In our approach to solving this problem, we have chosen a customized U-Net architecture, a popular choice for image segmentation tasks. Let's delve into the key components and technical details:

1. U-Net Architecture:

The U-Net architecture is a convolutional neural network (CNN) known for its effectiveness in semantic segmentation. It consists of an encoder and a decoder, forming a U-shaped network.

2. Preprocessing

I've established a robust image preprocessing pipeline to ready both color (RGB) and black-and-white (BW) images for neural network training. Within this pipeline, RGB images undergo conversion to tf.uint8, uniform resizing to 128x128 pixels, and subsequent normalization to a range of [0, 1]. For BW images, similar resizing occurs, followed by thresholding to generate binary masks. Processed data is stored in images_data and masks_data, then converted to TensorFlow tensors for seamless integration into model training. This meticulous preprocessing ensures standardized, compatible data, setting the foundation for effective neural network training in my project.

3. Encoder (Downsampler):

For our encoder, we employ a MobileNetV2 model, initialized with weights pre-trained on a large dataset. The input size for this encoder is set to 128x128 pixels with three color channels.

4. Decoder (Upsampler):

The decoder takes the feature maps produced by the encoder and performs the task of upsampling. It gradually increases the spatial resolution of the feature maps to generate a segmentation mask that matches the input image size. For our decoder, we leverage the upsample block inspired by the pix2pix model.
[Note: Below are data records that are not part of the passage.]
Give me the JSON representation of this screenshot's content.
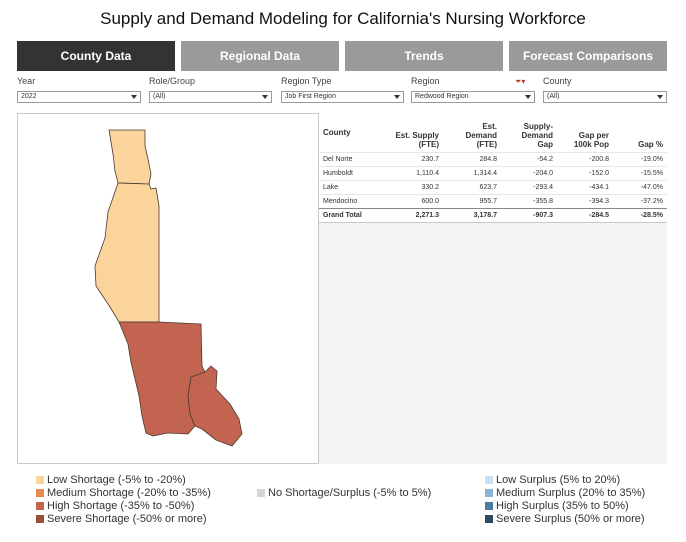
{
  "title": "Supply and Demand Modeling for California's Nursing Workforce",
  "tabs": [
    {
      "label": "County Data",
      "active": true
    },
    {
      "label": "Regional Data",
      "active": false
    },
    {
      "label": "Trends",
      "active": false
    },
    {
      "label": "Forecast Comparisons",
      "active": false
    }
  ],
  "filters": {
    "year": {
      "label": "Year",
      "value": "2022"
    },
    "role": {
      "label": "Role/Group",
      "value": "(All)"
    },
    "region_type": {
      "label": "Region Type",
      "value": "Job First Region"
    },
    "region": {
      "label": "Region",
      "value": "Redwood Region"
    },
    "county": {
      "label": "County",
      "value": "(All)"
    }
  },
  "table": {
    "headers": {
      "county": "County",
      "supply_1": "Est. Supply",
      "supply_2": "(FTE)",
      "demand_1": "Est.",
      "demand_2": "Demand",
      "demand_3": "(FTE)",
      "gap_1": "Supply-",
      "gap_2": "Demand",
      "gap_3": "Gap",
      "per100k_1": "Gap per",
      "per100k_2": "100k Pop",
      "pct": "Gap %"
    },
    "rows": [
      {
        "county": "Del Norte",
        "supply": "230.7",
        "demand": "284.8",
        "gap": "-54.2",
        "per100k": "-200.8",
        "pct": "-19.0%"
      },
      {
        "county": "Humboldt",
        "supply": "1,110.4",
        "demand": "1,314.4",
        "gap": "-204.0",
        "per100k": "-152.0",
        "pct": "-15.5%"
      },
      {
        "county": "Lake",
        "supply": "330.2",
        "demand": "623.7",
        "gap": "-293.4",
        "per100k": "-434.1",
        "pct": "-47.0%"
      },
      {
        "county": "Mendocino",
        "supply": "600.0",
        "demand": "955.7",
        "gap": "-355.8",
        "per100k": "-394.3",
        "pct": "-37.2%"
      }
    ],
    "total": {
      "county": "Grand Total",
      "supply": "2,271.3",
      "demand": "3,178.7",
      "gap": "-907.3",
      "per100k": "-284.5",
      "pct": "-28.5%"
    }
  },
  "map": {
    "colors": {
      "low_shortage": "#fad49b",
      "severe_shortage": "#c2644f",
      "border": "#4a3a30"
    }
  },
  "legend": {
    "shortage": [
      {
        "label": "Low Shortage (-5% to -20%)",
        "color": "#fad49b"
      },
      {
        "label": "Medium Shortage (-20% to -35%)",
        "color": "#ec8b4f"
      },
      {
        "label": "High Shortage (-35% to -50%)",
        "color": "#c2644f"
      },
      {
        "label": "Severe Shortage (-50% or more)",
        "color": "#9c4f3d"
      }
    ],
    "neutral": {
      "label": "No Shortage/Surplus (-5% to 5%)",
      "color": "#d6d6d6"
    },
    "surplus": [
      {
        "label": "Low Surplus (5% to 20%)",
        "color": "#c9e1f2"
      },
      {
        "label": "Medium Surplus (20% to 35%)",
        "color": "#8db5d3"
      },
      {
        "label": "High Surplus (35% to 50%)",
        "color": "#4e7a9c"
      },
      {
        "label": "Severe Surplus (50% or more)",
        "color": "#2f4c63"
      }
    ]
  }
}
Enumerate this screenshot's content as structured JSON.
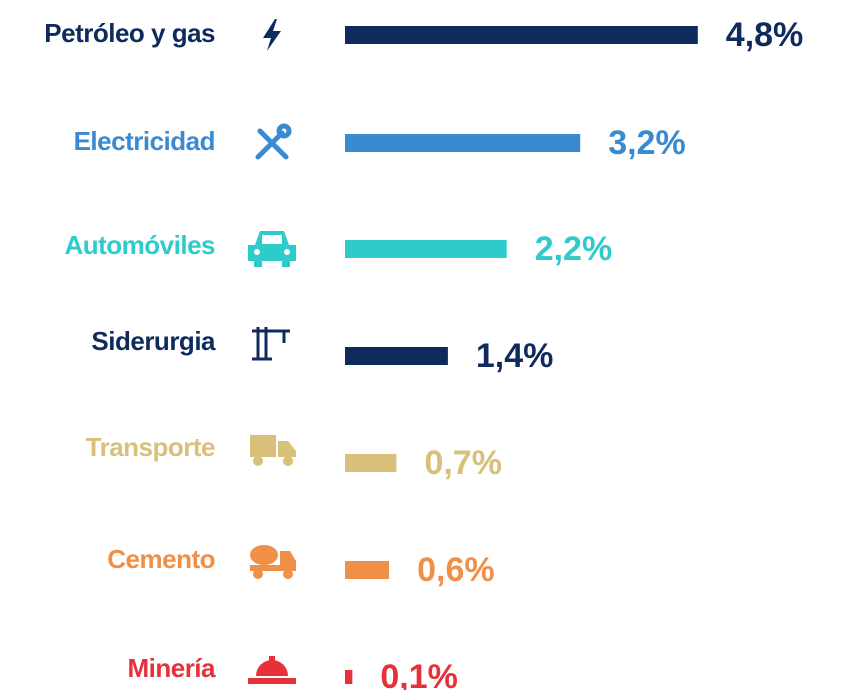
{
  "chart_data": {
    "type": "bar",
    "orientation": "horizontal",
    "categories": [
      "Petróleo y gas",
      "Electricidad",
      "Automóviles",
      "Siderurgia",
      "Transporte",
      "Cemento",
      "Minería"
    ],
    "values": [
      4.8,
      3.2,
      2.2,
      1.4,
      0.7,
      0.6,
      0.1
    ],
    "value_labels": [
      "4,8%",
      "3,2%",
      "2,2%",
      "1,4%",
      "0,7%",
      "0,6%",
      "0,1%"
    ],
    "colors": [
      "#0f2b5e",
      "#3a8ad2",
      "#2ecbcb",
      "#0f2b5e",
      "#d8c07a",
      "#ef8f48",
      "#e6303a"
    ]
  }
}
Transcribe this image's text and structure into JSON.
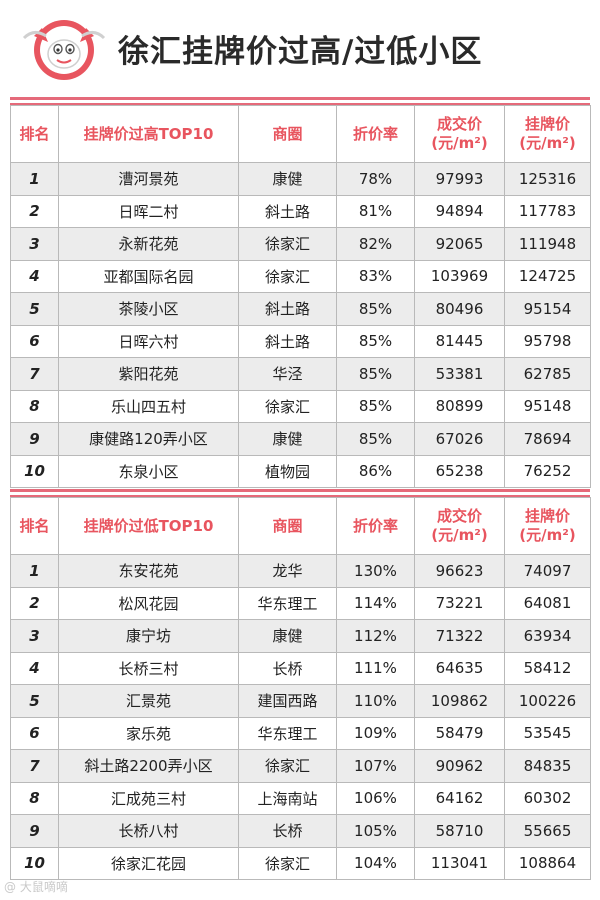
{
  "title": "徐汇挂牌价过高/过低小区",
  "watermark": "@ 大鼠嘀嘀",
  "headers_high": [
    "排名",
    "挂牌价过高TOP10",
    "商圈",
    "折价率",
    "成交价\n(元/m²)",
    "挂牌价\n(元/m²)"
  ],
  "headers_low": [
    "排名",
    "挂牌价过低TOP10",
    "商圈",
    "折价率",
    "成交价\n(元/m²)",
    "挂牌价\n(元/m²)"
  ],
  "high": [
    [
      "1",
      "漕河景苑",
      "康健",
      "78%",
      "97993",
      "125316"
    ],
    [
      "2",
      "日晖二村",
      "斜土路",
      "81%",
      "94894",
      "117783"
    ],
    [
      "3",
      "永新花苑",
      "徐家汇",
      "82%",
      "92065",
      "111948"
    ],
    [
      "4",
      "亚都国际名园",
      "徐家汇",
      "83%",
      "103969",
      "124725"
    ],
    [
      "5",
      "茶陵小区",
      "斜土路",
      "85%",
      "80496",
      "95154"
    ],
    [
      "6",
      "日晖六村",
      "斜土路",
      "85%",
      "81445",
      "95798"
    ],
    [
      "7",
      "紫阳花苑",
      "华泾",
      "85%",
      "53381",
      "62785"
    ],
    [
      "8",
      "乐山四五村",
      "徐家汇",
      "85%",
      "80899",
      "95148"
    ],
    [
      "9",
      "康健路120弄小区",
      "康健",
      "85%",
      "67026",
      "78694"
    ],
    [
      "10",
      "东泉小区",
      "植物园",
      "86%",
      "65238",
      "76252"
    ]
  ],
  "low": [
    [
      "1",
      "东安花苑",
      "龙华",
      "130%",
      "96623",
      "74097"
    ],
    [
      "2",
      "松风花园",
      "华东理工",
      "114%",
      "73221",
      "64081"
    ],
    [
      "3",
      "康宁坊",
      "康健",
      "112%",
      "71322",
      "63934"
    ],
    [
      "4",
      "长桥三村",
      "长桥",
      "111%",
      "64635",
      "58412"
    ],
    [
      "5",
      "汇景苑",
      "建国西路",
      "110%",
      "109862",
      "100226"
    ],
    [
      "6",
      "家乐苑",
      "华东理工",
      "109%",
      "58479",
      "53545"
    ],
    [
      "7",
      "斜土路2200弄小区",
      "徐家汇",
      "107%",
      "90962",
      "84835"
    ],
    [
      "8",
      "汇成苑三村",
      "上海南站",
      "106%",
      "64162",
      "60302"
    ],
    [
      "9",
      "长桥八村",
      "长桥",
      "105%",
      "58710",
      "55665"
    ],
    [
      "10",
      "徐家汇花园",
      "徐家汇",
      "104%",
      "113041",
      "108864"
    ]
  ],
  "colors": {
    "accent": "#e8555f",
    "rule": "#e56a7a",
    "stripe": "#ececec"
  },
  "icons": {
    "logo": "mascot-logo-icon"
  }
}
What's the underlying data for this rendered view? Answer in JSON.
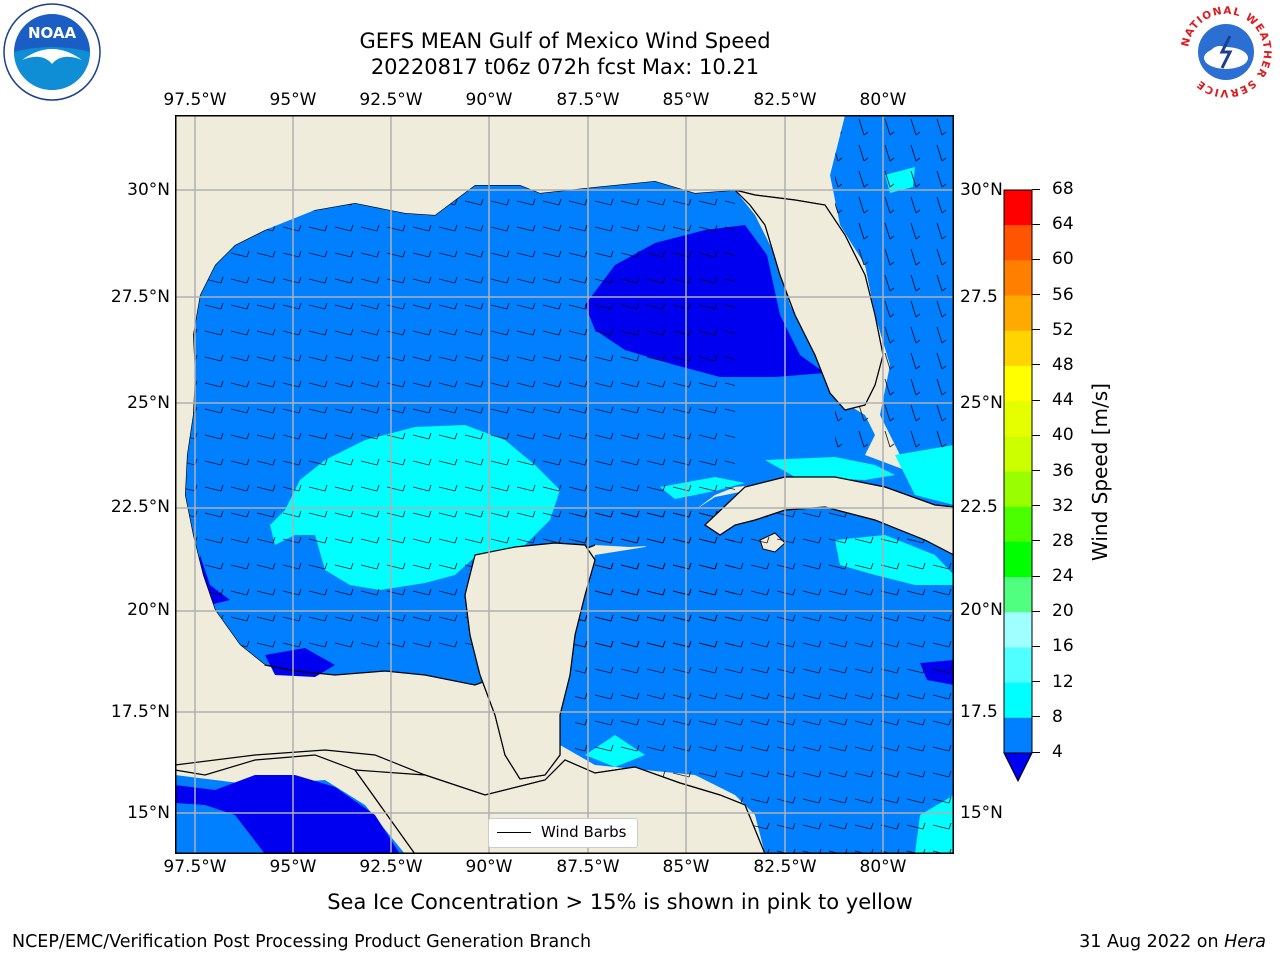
{
  "title": {
    "line1": "GEFS MEAN Gulf of Mexico Wind Speed",
    "line2": "20220817 t06z 072h fcst   Max: 10.21"
  },
  "map": {
    "lon_labels": [
      "97.5°W",
      "95°W",
      "92.5°W",
      "90°W",
      "87.5°W",
      "85°W",
      "82.5°W",
      "80°W"
    ],
    "lat_labels": [
      "30°N",
      "27.5°N",
      "25°N",
      "22.5°N",
      "20°N",
      "17.5°N",
      "15°N"
    ],
    "right_lat_labels": [
      "30°N",
      "27.5",
      "25°N",
      "22.5",
      "20°N",
      "17.5",
      "15°N"
    ],
    "legend_label": "Wind Barbs",
    "land_color": "#efecdc",
    "regions": [
      {
        "name": "gulf-4-8",
        "color": "#0080ff"
      },
      {
        "name": "east-gulf-below-4",
        "color": "#0000f0"
      },
      {
        "name": "central-gulf-8-12",
        "color": "#00ffff"
      }
    ]
  },
  "colorbar": {
    "title": "Wind Speed [m/s]",
    "ticks": [
      "68",
      "64",
      "60",
      "56",
      "52",
      "48",
      "44",
      "40",
      "36",
      "32",
      "28",
      "24",
      "20",
      "16",
      "12",
      "8",
      "4"
    ],
    "colors": [
      "#ff0000",
      "#ff2a00",
      "#ff5500",
      "#ff8000",
      "#ffaa00",
      "#ffd400",
      "#ffff00",
      "#e5ff00",
      "#ccff00",
      "#99ff00",
      "#4cff00",
      "#00ff00",
      "#50ff80",
      "#a0ffff",
      "#50ffff",
      "#00ffff",
      "#0080ff",
      "#0000f0"
    ]
  },
  "caption": "Sea Ice Concentration > 15% is shown in pink to yellow",
  "footer": {
    "left": "NCEP/EMC/Verification Post Processing Product Generation Branch",
    "right_date": "31 Aug 2022 on ",
    "right_host": "Hera"
  },
  "logos": {
    "noaa": "NOAA",
    "nws_ring": "NATIONAL WEATHER SERVICE"
  }
}
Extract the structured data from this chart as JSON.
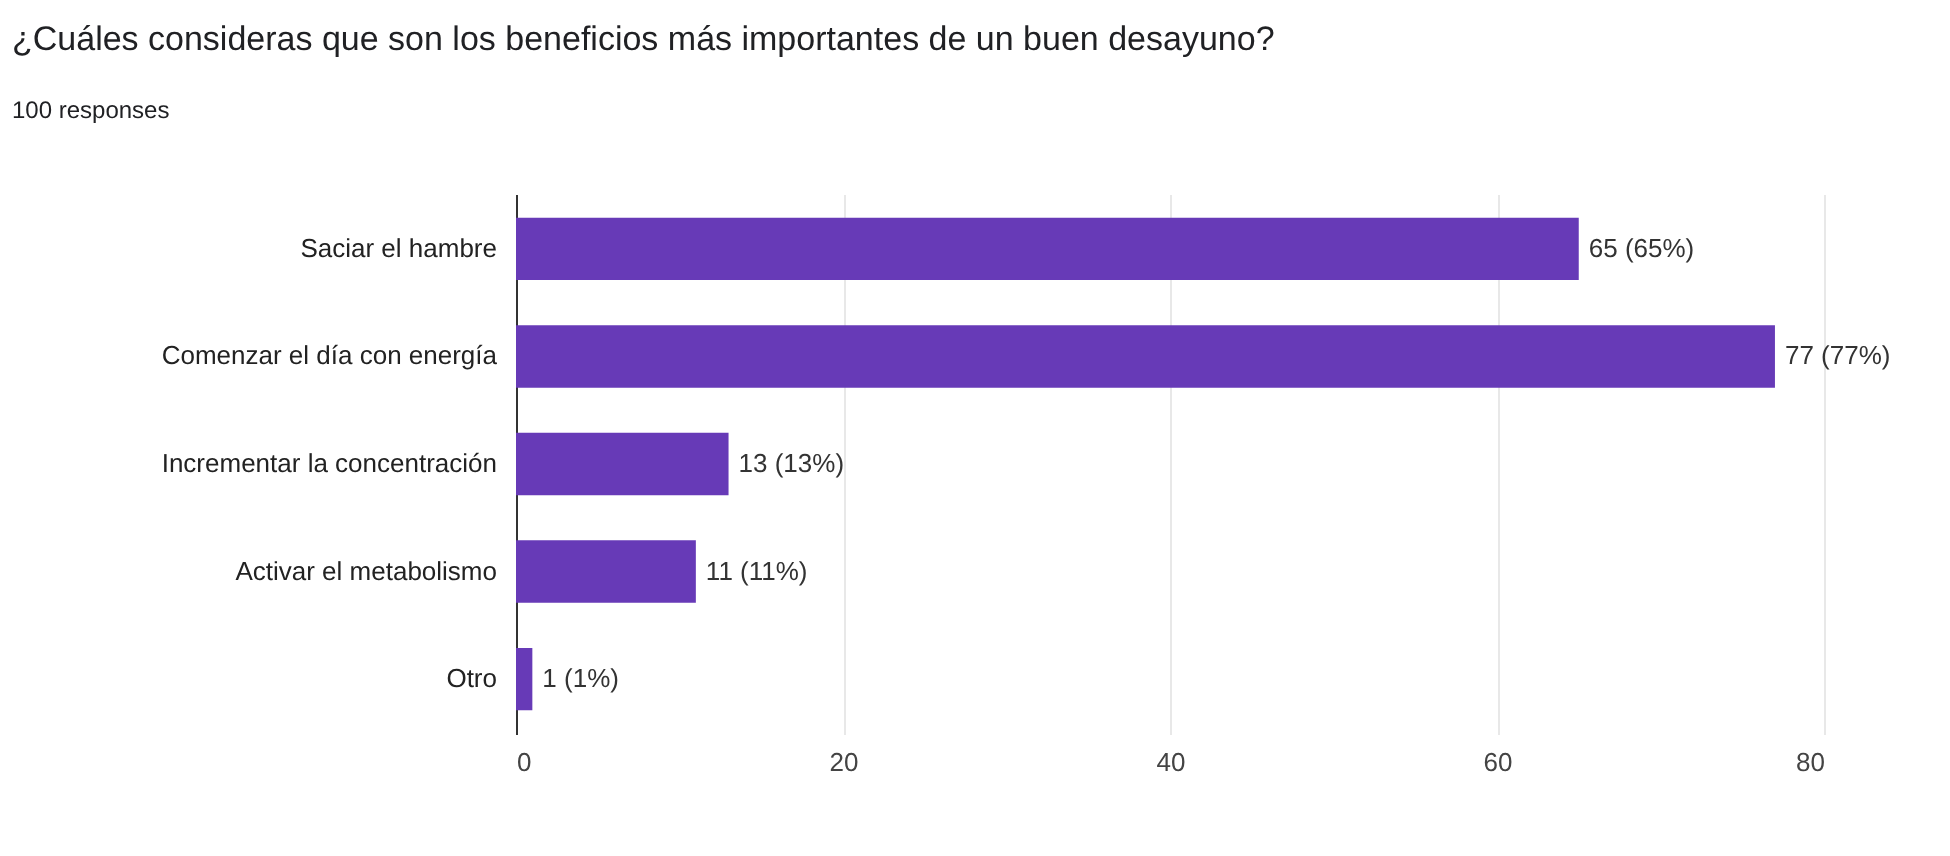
{
  "chart_data": {
    "type": "bar",
    "orientation": "horizontal",
    "title": "¿Cuáles consideras que son los beneficios más importantes de un buen desayuno?",
    "subtitle": "100 responses",
    "categories": [
      "Saciar el hambre",
      "Comenzar el día con energía",
      "Incrementar la concentración",
      "Activar el metabolismo",
      "Otro"
    ],
    "values": [
      65,
      77,
      13,
      11,
      1
    ],
    "value_labels": [
      "65 (65%)",
      "77 (77%)",
      "13 (13%)",
      "11 (11%)",
      "1 (1%)"
    ],
    "color": "#673ab7",
    "xlim": [
      0,
      80
    ],
    "xticks": [
      0,
      20,
      40,
      60,
      80
    ],
    "grid": "x"
  }
}
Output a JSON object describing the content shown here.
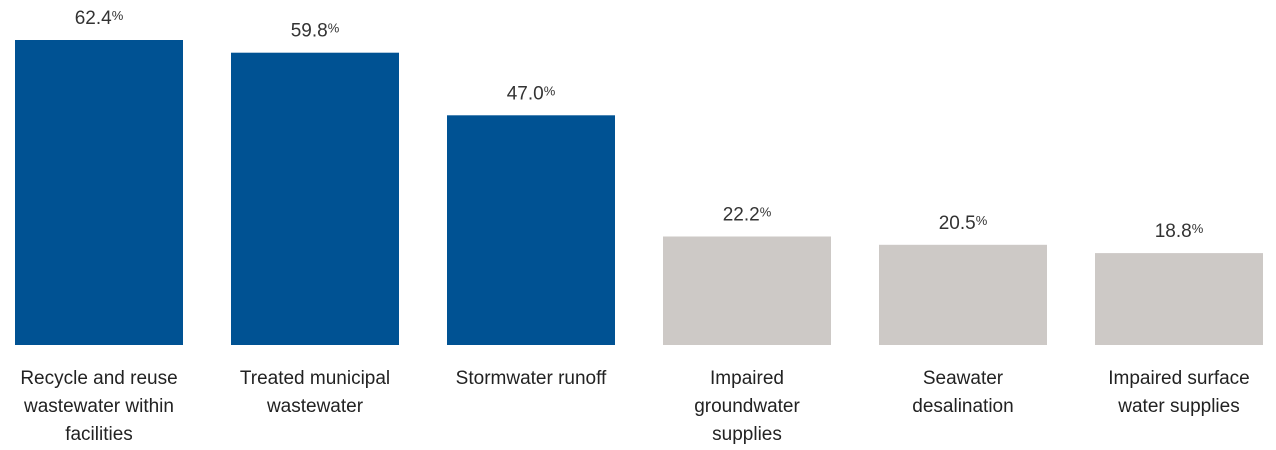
{
  "chart_data": {
    "type": "bar",
    "categories": [
      [
        "Recycle and reuse",
        "wastewater within",
        "facilities"
      ],
      [
        "Treated municipal",
        "wastewater"
      ],
      [
        "Stormwater runoff"
      ],
      [
        "Impaired",
        "groundwater",
        "supplies"
      ],
      [
        "Seawater",
        "desalination"
      ],
      [
        "Impaired surface",
        "water supplies"
      ]
    ],
    "values": [
      62.4,
      59.8,
      47.0,
      22.2,
      20.5,
      18.8
    ],
    "value_labels": [
      "62.4",
      "59.8",
      "47.0",
      "22.2",
      "20.5",
      "18.8"
    ],
    "unit_suffix": "%",
    "highlight": [
      true,
      true,
      true,
      false,
      false,
      false
    ],
    "colors": {
      "highlight": "#005293",
      "muted": "#cdc9c6"
    },
    "ylim": [
      0,
      62.4
    ],
    "grid": false,
    "legend": "none"
  }
}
This block employs a combination of upsampling layers and skip connections, allowing the network to capture fine-grained details and spatial information.

5. Training Process:

During the training process, we train the model for 40 epochs

For validation, we perform validation on the test dataset The training process involves optimizing the model's parameters using backpropagation and an appropriate optimizer ( Adam) to minimize the loss.